Hakan Günday / Kinyas ve Kayra Adlı Romanı Hakkında
Kinyas ve Kayra’yı okurken aslında hiçbir önyargıya kapılmadan devam edebilmek çok mümkün görünmüyor. Biz insanlara toplumun içinde bir şekilde yaşayabilmek adına birtakım değerler kazandırılmıştır. Yalnız her ne kadar kullanılan dil ve anlatılanlar bana uzak desek de muhakkak ki satır aralarında bazen ben de bu şekilde düşünüyorum ve yahut bu şekilde hissediyorum dediğimiz cümlelerle karşılaşıyoruz. Kitap üç bölüm hâlinde iki kahramanın hayat yolculuğunu anlatıyor. Suç üzerine kurulu bir dünya.

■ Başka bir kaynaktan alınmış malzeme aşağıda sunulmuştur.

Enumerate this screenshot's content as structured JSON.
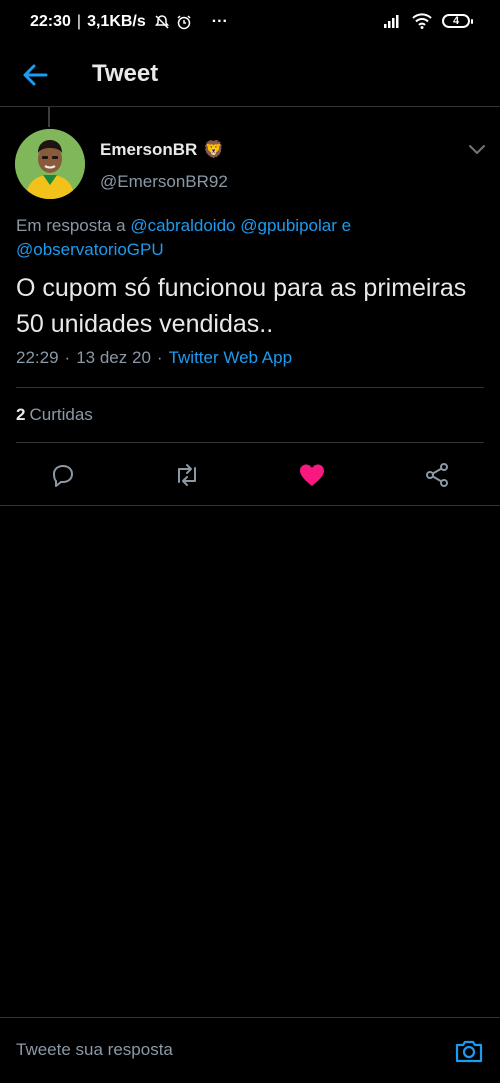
{
  "status_bar": {
    "time": "22:30",
    "speed": "3,1KB/s",
    "more": "···",
    "battery": "4"
  },
  "app_bar": {
    "title": "Tweet"
  },
  "tweet": {
    "display_name": "EmersonBR",
    "name_emoji": "🦁",
    "handle": "@EmersonBR92",
    "reply_prefix": "Em resposta a",
    "mentions": [
      "@cabraldoido",
      "@gpubipolar",
      "@observatorioGPU"
    ],
    "mention_joiner": "e",
    "text": "O cupom só funcionou para as primeiras 50 unidades vendidas..",
    "time": "22:29",
    "date": "13 dez 20",
    "source": "Twitter Web App",
    "separator": "·",
    "likes_count": "2",
    "likes_label": "Curtidas"
  },
  "composer": {
    "placeholder": "Tweete sua resposta"
  },
  "colors": {
    "accent": "#1d9bf0",
    "like": "#f91880",
    "background": "#000000"
  }
}
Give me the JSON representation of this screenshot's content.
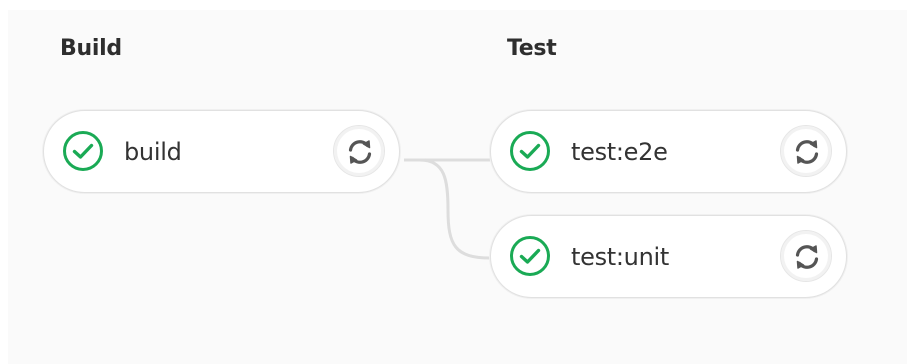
{
  "stages": [
    {
      "title": "Build",
      "jobs": [
        {
          "name": "build",
          "status": "passed",
          "status_icon": "check-circle-icon",
          "action_icon": "retry-icon"
        }
      ]
    },
    {
      "title": "Test",
      "jobs": [
        {
          "name": "test:e2e",
          "status": "passed",
          "status_icon": "check-circle-icon",
          "action_icon": "retry-icon"
        },
        {
          "name": "test:unit",
          "status": "passed",
          "status_icon": "check-circle-icon",
          "action_icon": "retry-icon"
        }
      ]
    }
  ],
  "colors": {
    "success": "#1aaa55",
    "connector": "#dddddd",
    "retry_icon": "#555555"
  }
}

Kitabı okurken bazen iki kahramanın bir benlikte yaşayan farklı kişilikler olduğundan bile şüphelendim.
Kinyas ailesinden gerçek kişiliğini sürekli gizlemek zorunda kalmaktan nefret ediyor. Kayra ise içinde bulunduğu düzene kesinlikle uyum sağlamak istemiyor. Kayra tıp eğitimi alırken okulunu bırakıyor, bir türlü cevabını veremediği bazı soruları sürekli olarak zihnini meşgul ediyor. 1 rakamından sonra 2’nin geliyor olabilmesini hiç anlayamıyor ve o aradaki sonsuz kere tekrarlanan sayıların ne olduğuyla ilgili soruları cevapsız kalıyor ya da filozofların birçoğunun yanıldığını düşünüyor. ‘‘Hiçbir sayı tam değildir. Hepsi tama yaklaşır. Ama varamaz. Demektir ki, 1,999…9’u bize 2 diye yutturmaya çalışan bir dünyanın çocuklarıyız. Ve dünya da aslında tam gibi görünürken bir irrasyonellik harikası. İşte bunun için hayat yoktur.’’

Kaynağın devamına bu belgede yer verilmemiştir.